Jour 5 et 6 – vendredi 13 janvier et samedi 14 janvier : La sensualité du médium Ombre

Nous laissons de côté, nos interrogations sur la structure du spectacle pour accueillir la marionnettiste Marcelle Hudon qui se joint à nous pour deux jours. Avant de venir, elle m’avertit qu’elle va tout détruire! et c’est ce qu’elle fait avec passion, bienveillance et beaucoup d’humour.

Elle nous ramène à la base du langage millénaire qu’est le théâtre d’ombre : Un écran, de la lumière et entre les deux : une forme.

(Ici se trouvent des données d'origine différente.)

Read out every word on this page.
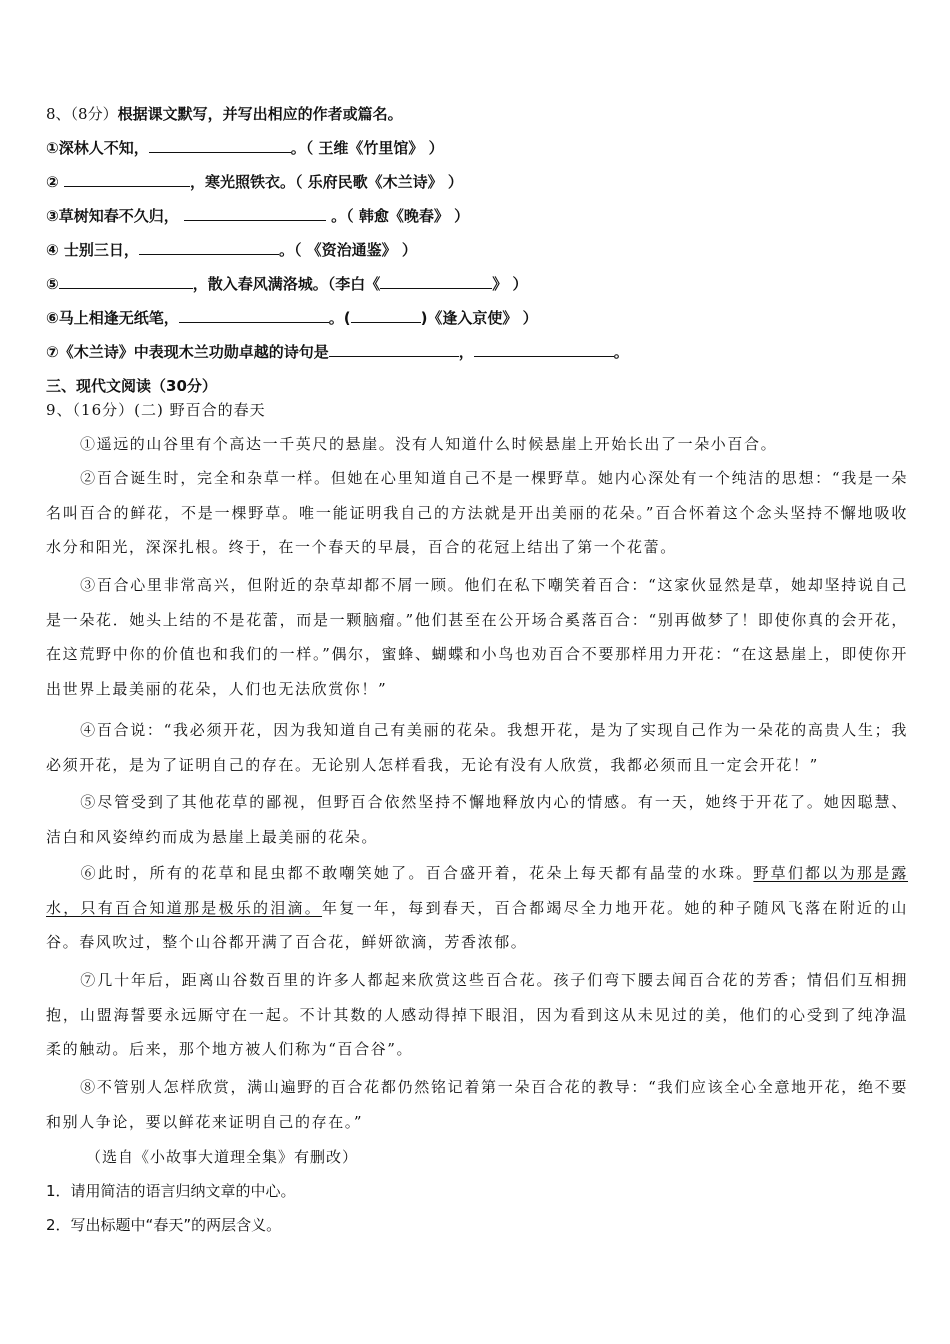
8、（8分）根据课文默写，并写出相应的作者或篇名。
①深林人不知，	。（ 王维《竹里馆》 ）
②	，寒光照铁衣。（ 乐府民歌《木兰诗》 ）
③草树知春不久归，	。（ 韩愈《晚春》 ）
④ 士别三日，	。（ 《资治通鉴》 ）
⑤	，散入春风满洛城。（李白《	》 ）
⑥马上相逢无纸笔，	。(	)《逢入京使》 ）
⑦《木兰诗》中表现木兰功勋卓越的诗句是	，	。
三、现代文阅读（30分）
9、（16分）(二) 野百合的春天
①遥远的山谷里有个高达一千英尺的悬崖。没有人知道什么时候悬崖上开始长出了一朵小百合。
②百合诞生时，完全和杂草一样。但她在心里知道自己不是一棵野草。她内心深处有一个纯洁的思想：“我是一朵名叫百合的鲜花，不是一棵野草。唯一能证明我自己的方法就是开出美丽的花朵。”百合怀着这个念头坚持不懈地吸收水分和阳光，深深扎根。终于，在一个春天的早晨，百合的花冠上结出了第一个花蕾。
③百合心里非常高兴，但附近的杂草却都不屑一顾。他们在私下嘲笑着百合：“这家伙显然是草，她却坚持说自己是一朵花．她头上结的不是花蕾，而是一颗脑瘤。”他们甚至在公开场合奚落百合：“别再做梦了！即使你真的会开花，在这荒野中你的价值也和我们的一样。”偶尔，蜜蜂、蝴蝶和小鸟也劝百合不要那样用力开花：“在这悬崖上，即使你开出世界上最美丽的花朵，人们也无法欣赏你！”
④百合说：“我必须开花，因为我知道自己有美丽的花朵。我想开花，是为了实现自己作为一朵花的高贵人生；我必须开花，是为了证明自己的存在。无论别人怎样看我，无论有没有人欣赏，我都必须而且一定会开花！”
⑤尽管受到了其他花草的鄙视，但野百合依然坚持不懈地释放内心的情感。有一天，她终于开花了。她因聪慧、洁白和风姿绰约而成为悬崖上最美丽的花朵。
⑥此时，所有的花草和昆虫都不敢嘲笑她了。百合盛开着，花朵上每天都有晶莹的水珠。野草们都以为那是露水，只有百合知道那是极乐的泪滴。年复一年，每到春天，百合都竭尽全力地开花。她的种子随风飞落在附近的山谷。春风吹过，整个山谷都开满了百合花，鲜妍欲滴，芳香浓郁。
⑦几十年后，距离山谷数百里的许多人都起来欣赏这些百合花。孩子们弯下腰去闻百合花的芳香；情侣们互相拥抱，山盟海誓要永远厮守在一起。不计其数的人感动得掉下眼泪，因为看到这从未见过的美，他们的心受到了纯净温柔的触动。后来，那个地方被人们称为“百合谷”。
⑧不管别人怎样欣赏，满山遍野的百合花都仍然铭记着第一朵百合花的教导：“我们应该全心全意地开花，绝不要和别人争论，要以鲜花来证明自己的存在。”
（选自《小故事大道理全集》有删改）
1．请用简洁的语言归纳文章的中心。
2．写出标题中“春天”的两层含义。
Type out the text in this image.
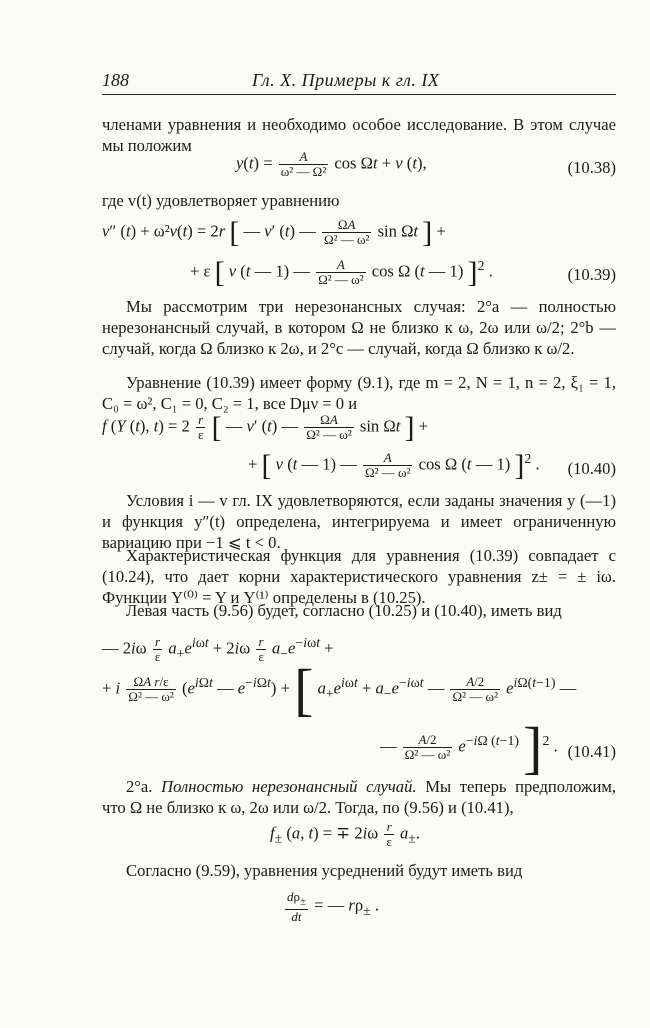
188	Гл. X. Примеры к гл. IX

членами уравнения и необходимо особое исследование. В этом случае мы положим

$y(t) = \frac{A}{\text{ω² — Ω²}}$ cos Ωt + v (t),	(10.38)

где v(t) удовлетворяет уравнению

v″ (t) + ω²v(t) = 2r [ — v′ (t) — $\frac{\Omega A}{\text{Ω² — ω²}}$ sin Ωt ] +
+ ε [ v (t — 1) — $\frac{A}{\text{Ω² — ω²}}$ cos Ω (t — 1) ]$^2$ .	(10.39)

Мы рассмотрим три нерезонансных случая: 2°a — полностью нерезонансный случай, в котором Ω не близко к ω, 2ω или ω/2; 2°b — случай, когда Ω близко к 2ω, и 2°c — случай, когда Ω близко к ω/2.

Уравнение (10.39) имеет форму (9.1), где m = 2, N = 1, n = 2, ξ₁ = 1, C₀ = ω², C₁ = 0, C₂ = 1, все Dμν = 0 и

f (Y (t), $t) = 2 \frac{r}{\varepsilon}$ [ — v′ (t) — $\frac{\Omega A}{\text{Ω² — ω²}}$ sin Ωt ] +
+ [ v (t — 1) — $\frac{A}{\text{Ω² — ω²}}$ cos Ω (t — 1) ]$^2$ . (10.40)

Условия i — v гл. IX удовлетворяются, если заданы значения y (—1) и функция y″(t) определена, интегрируема и имеет ограниченную вариацию при −1 ⩽ t < 0.

Характеристическая функция для уравнения (10.39) совпадает с (10.24), что дает корни характеристического уравнения z± = ± iω. Функции Y⁽⁰⁾ = Y и Y⁽¹⁾ определены в (10.25).

Левая часть (9.56) будет, согласно (10.25) и (10.40), иметь вид

— $2i\omega \frac{r}{\varepsilon} a_+e^{i\omega t} + 2i\omega \frac{r}{\varepsilon} a_-e^{-i\omega t}$ +
+ i $\frac{\text{ΩA r/ε}}{\text{Ω² — ω²}} (e^{i\Omega t}$ — $e^{-i\Omega t}$) + [ $a_+e^{i\omega t} + a_-e^{-i\omega t}$ — $\frac{A/2}{\text{Ω² — ω²}} e^{i\Omega(t-1)}$ —
— $\frac{A/2}{\text{Ω² — ω²}} e^{-i\Omega (t-1)}$ ]$^2$ . (10.41)

2°a. Полностью нерезонансный случай. Мы теперь предположим, что Ω не близко к ω, 2ω или ω/2. Тогда, по (9.56) и (10.41),

$f_\pm$ (a, t) = ∓ $2i\omega \frac{r}{\varepsilon} a_\pm$.

Согласно (9.59), уравнения усреднений будут иметь вид

$\frac{d\rho_\pm}{dt}$ = — $r\rho_\pm$ .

Son esprit ludique et sa grande expérience nous séduisent.
On improvise à partir de nos séquences.
Elle n’est pas avare de commentaires et elle veille au confort technique des marionnettistes. Ce problème nous préoccupe depuis longtemps, mais faute de temps et d’expertise, nous n’avons pas trouvé de solutions concrètes. Avec son aide, on réaménage les installations derrière l’écran (par exemple, des tables pour déposer et actionner les formes). On en profite pour solidifier les ribambelles de papier (formes projetées).

Elle un grand respect pour le travail effectué. Elle apprécie beaucoup la musique en direct et la poésie fantaisiste de François. Chose certaine, elle a vite fait de nous libérer de l’écran-mur pour décloisonner les espaces et assouplir les passages entre le monde caché derrière l’écran et celui ouvert de l’avant-scène.

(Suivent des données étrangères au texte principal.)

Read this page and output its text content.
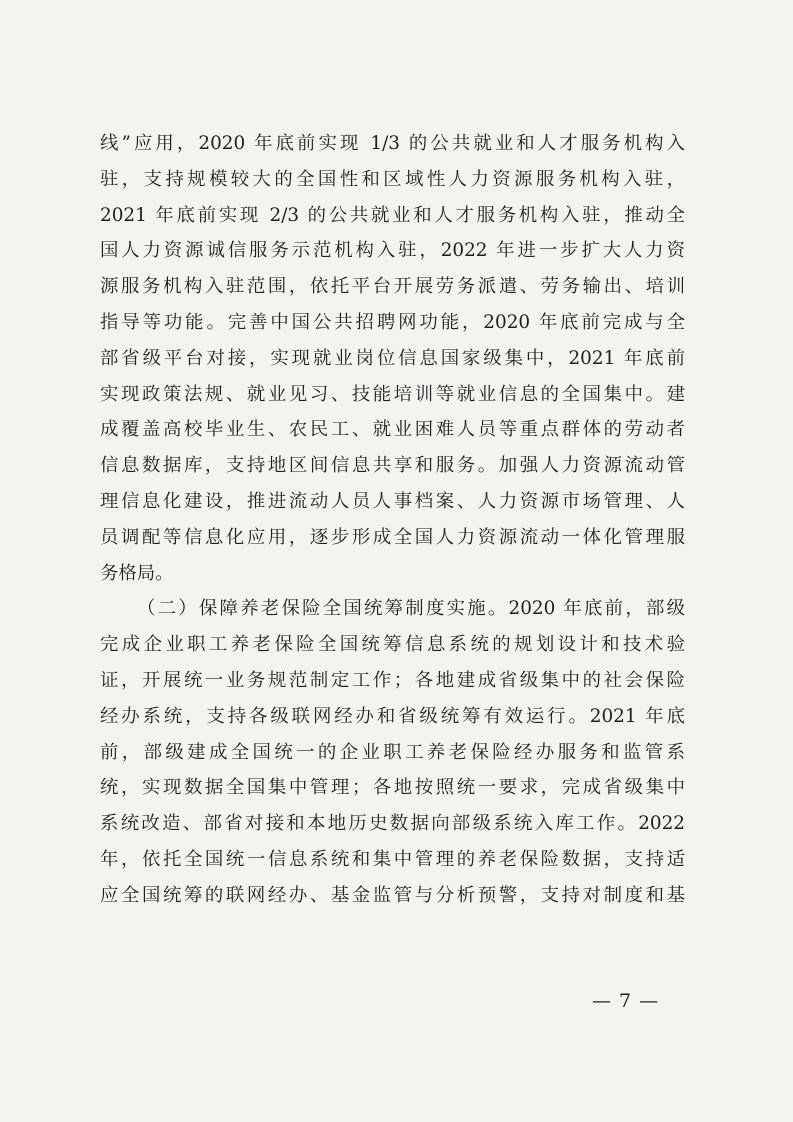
线”应用，2020 年底前实现 1/3 的公共就业和人才服务机构入
驻，支持规模较大的全国性和区域性人力资源服务机构入驻，
2021 年底前实现 2/3 的公共就业和人才服务机构入驻，推动全
国人力资源诚信服务示范机构入驻，2022 年进一步扩大人力资
源服务机构入驻范围，依托平台开展劳务派遣、劳务输出、培训
指导等功能。完善中国公共招聘网功能，2020 年底前完成与全
部省级平台对接，实现就业岗位信息国家级集中，2021 年底前
实现政策法规、就业见习、技能培训等就业信息的全国集中。建
成覆盖高校毕业生、农民工、就业困难人员等重点群体的劳动者
信息数据库，支持地区间信息共享和服务。加强人力资源流动管
理信息化建设，推进流动人员人事档案、人力资源市场管理、人
员调配等信息化应用，逐步形成全国人力资源流动一体化管理服
务格局。
（二）保障养老保险全国统筹制度实施。2020 年底前，部级
完成企业职工养老保险全国统筹信息系统的规划设计和技术验
证，开展统一业务规范制定工作；各地建成省级集中的社会保险
经办系统，支持各级联网经办和省级统筹有效运行。2021 年底
前，部级建成全国统一的企业职工养老保险经办服务和监管系
统，实现数据全国集中管理；各地按照统一要求，完成省级集中
系统改造、部省对接和本地历史数据向部级系统入库工作。2022
年，依托全国统一信息系统和集中管理的养老保险数据，支持适
应全国统筹的联网经办、基金监管与分析预警，支持对制度和基
— 7 —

Elle donne des exemples concrets sur la mobilité des lampes qui peuvent créer des effets particuliers comme par exemple, amplifier une émotion ou préciser le point de vue d’un personnage.

Elle nous confirme que les jeux sont signifiants si le dialogue entre la lampe, le texte, le geste est clair pour les spectateurs. Elle parle de la respiration qu’ils requièrent pour faire sens, de l’écoute de chacun de ces éléments par les manipulateurs(trices) et des croisements symboliques qui en ressortent.

Elle nous rend conscients des bavures de la lumière sur les murs ou sur le plancher qui peuvent aussi faire partie de l’écriture et du visuel du spectacle.

Ses conseils et ses nombreuses références techniques nous aident à envisager la suite du travail. Avec elle, nous parlons de l’enveloppe scénographique qu’il sera bientôt temps de développer.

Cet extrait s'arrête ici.